Pilgrim dropped anchor in the Dart a fortnight ago after travelling from her home base in Brixham on one of her first voyages following the completion of a £1.4m restoration project.

The 78ft gaff-rigged sailing trawler arrived in time for the town's Try a Boat weekend when she was thrown open for the public to visit and look over her.

She spent last week moored upriver on one of the naval college buoys before BRNC commander Cpt Jerry Kyd and other college sailors were taken out for an evening sail.

Last weekend she was moored up on Dartmouth Town Quay where the public were once again invited to give her a once over before she returned to Brixham.

On Friday, she hosted an afternoon reception which included mayor Paul Allen as one of the guests.

The old trawler was left rotting in Sweden until she was spotted and brought back to the UK in 1999. Since then the Pilgrim Preservation Trust secured a £950,000 heritage lottery to completely restore the old craft.
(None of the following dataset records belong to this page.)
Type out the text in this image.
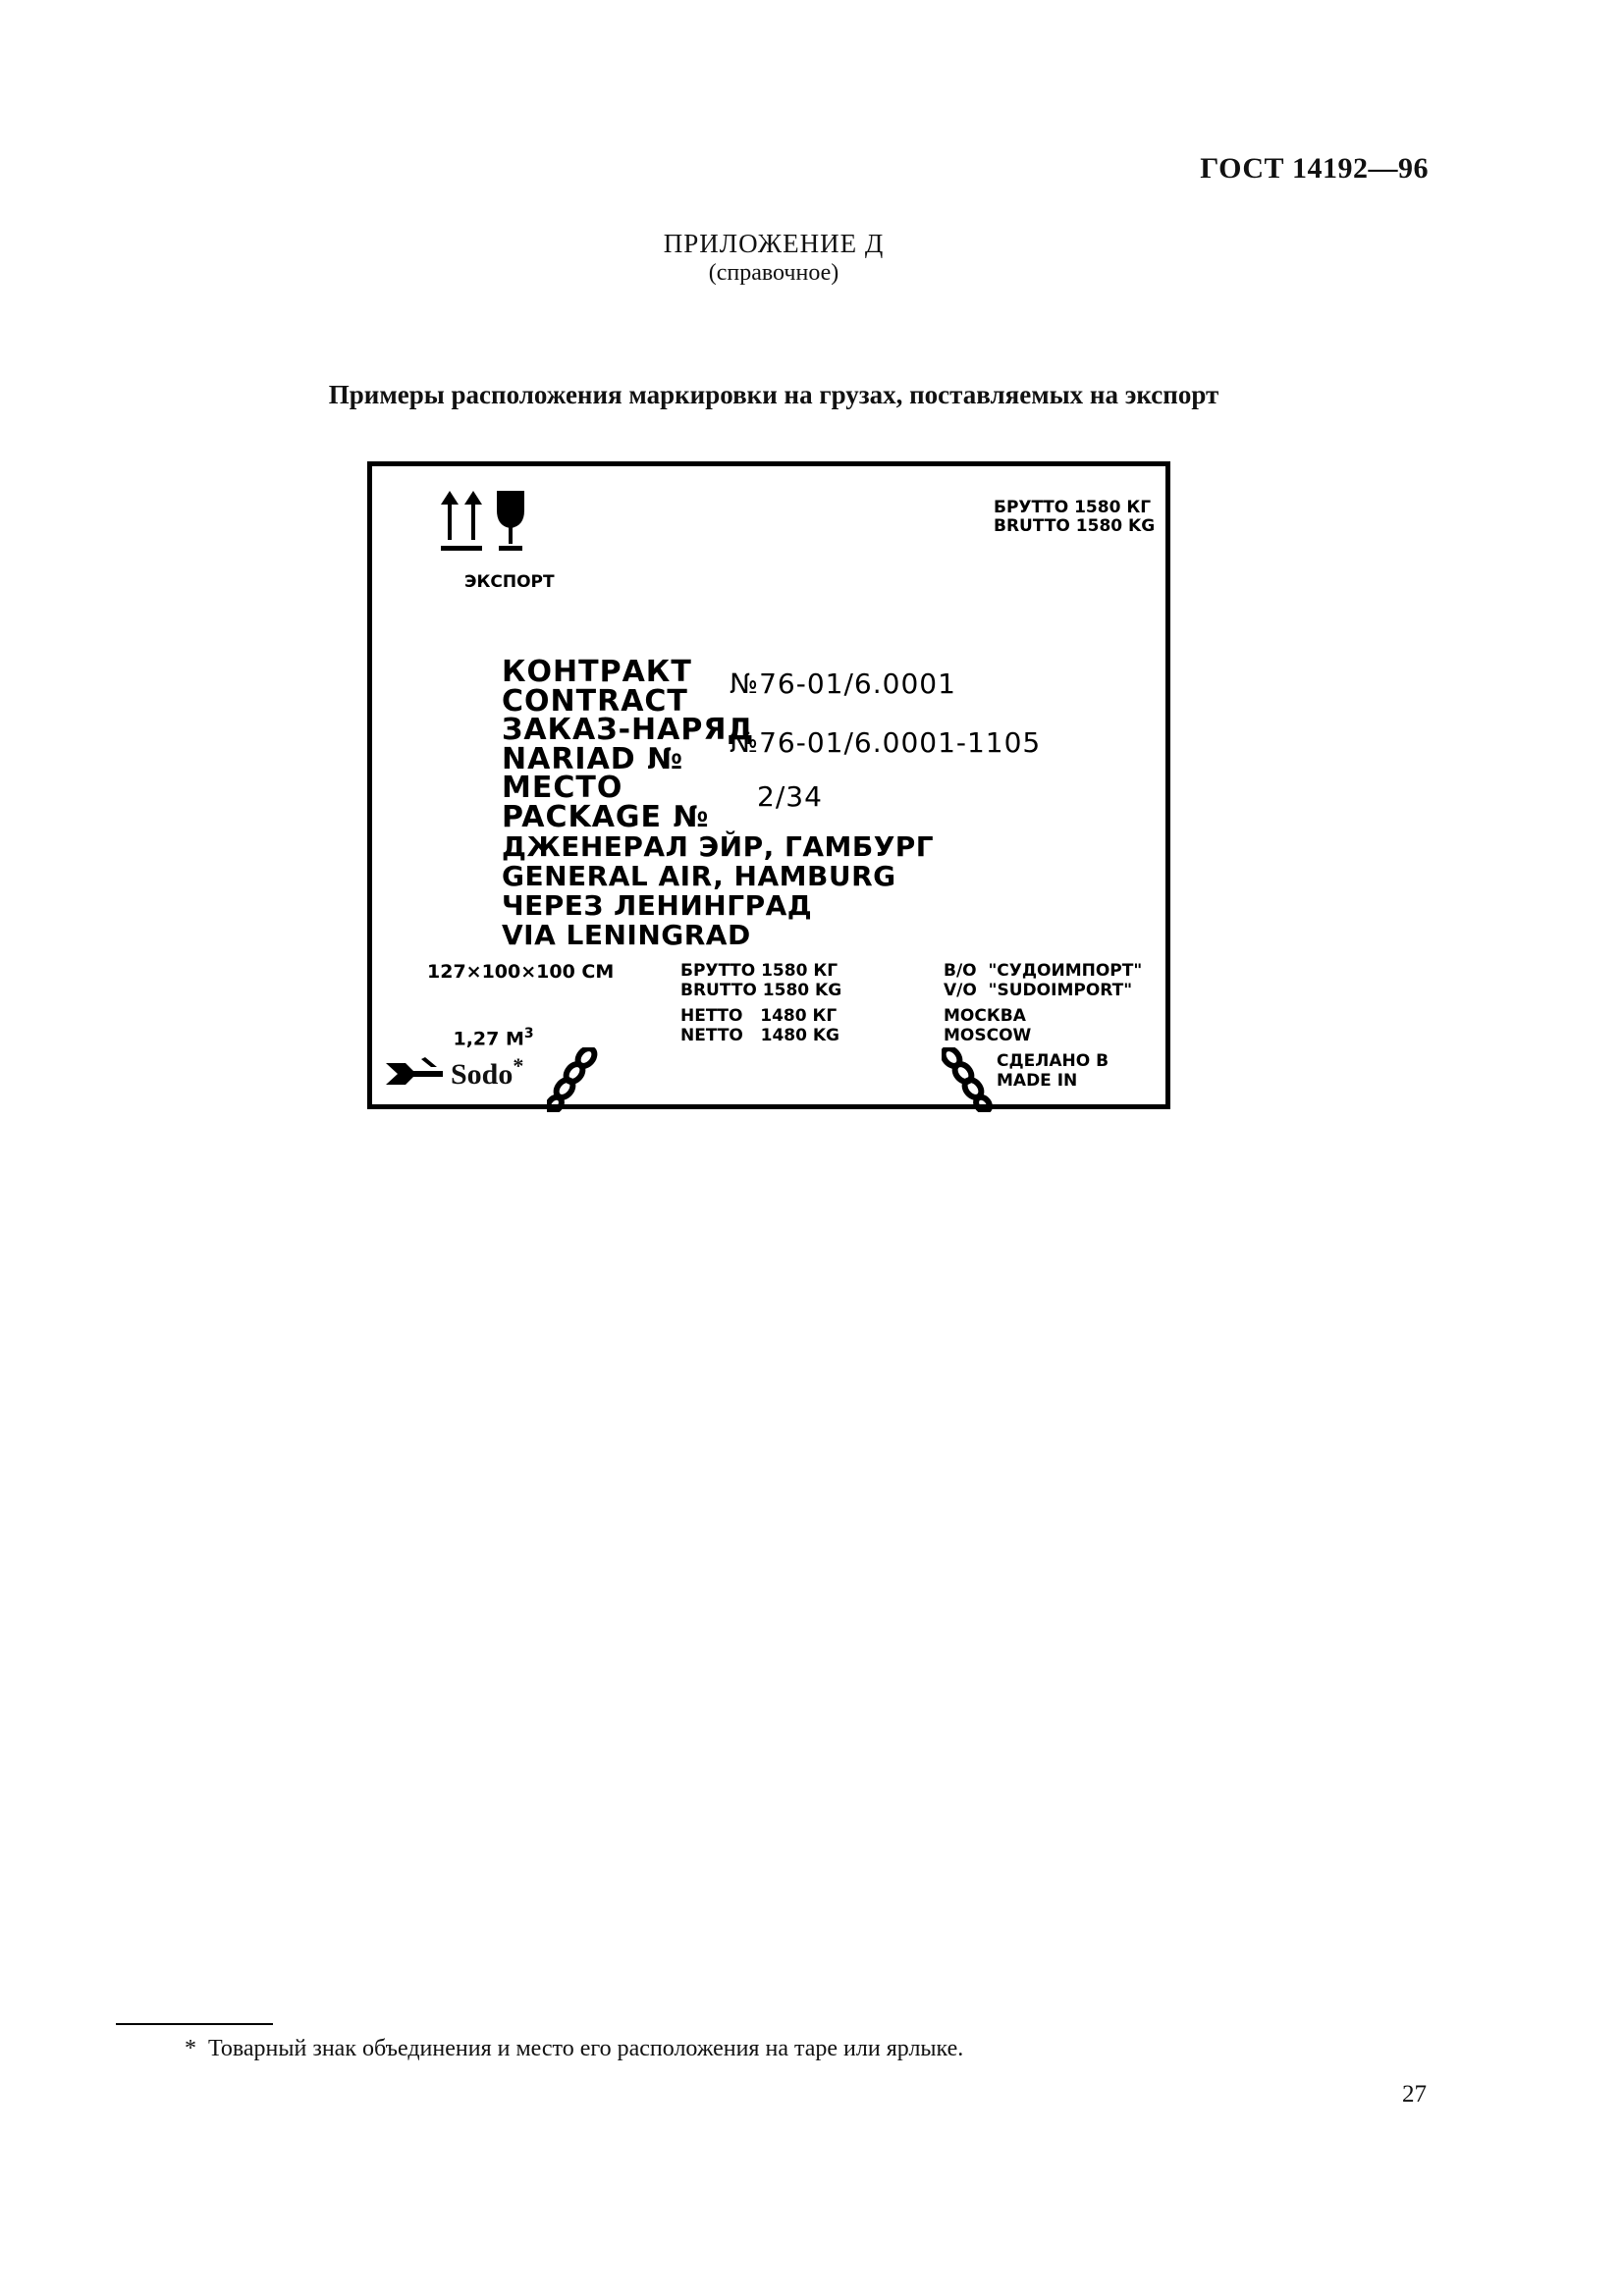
ГОСТ 14192—96
ПРИЛОЖЕНИЕ Д
(справочное)
Примеры расположения маркировки на грузах, поставляемых на экспорт
ЭКСПОРТ
БРУТТО 1580 КГ
BRUTTO 1580 KG
КОНТРАКТ
CONTRACT
№76-01/6.0001
ЗАКАЗ-НАРЯД
NARIAD № №76-01/6.0001-1105
МЕСТО
PACKAGE №
2/34
ДЖЕНЕРАЛ ЭЙР, ГАМБУРГ
GENERAL AIR, HAMBURG
ЧЕРЕЗ ЛЕНИНГРАД
VIA LENINGRAD
127×100×100 СМ

1,27 $М^3$

БРУТТО 1580 КГ
BRUTTO 1580 KG
НЕТТО   1480 КГ
NETTO   1480 KG
В/О  "СУДОИМПОРТ"
V/O  "SUDOIMPORT"
МОСКВА
MOSCOW
СДЕЛАНО В
MADE IN
Sodo*
* Товарный знак объединения и место его расположения на таре или ярлыке.
27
After two years of restoration work, Pilgrim was floated out of the Butler and Co dry dock at Old Mill Creek, Dartmouth, in September 2011 before being towed to Brixham for the work to be completed.

That was finally completed in April and the week before her Dartmouth visit she went out on her first catered sail – carrying a group of managers and staff from a Nuneaton engineering firm which had been instrumental in restoring her engines.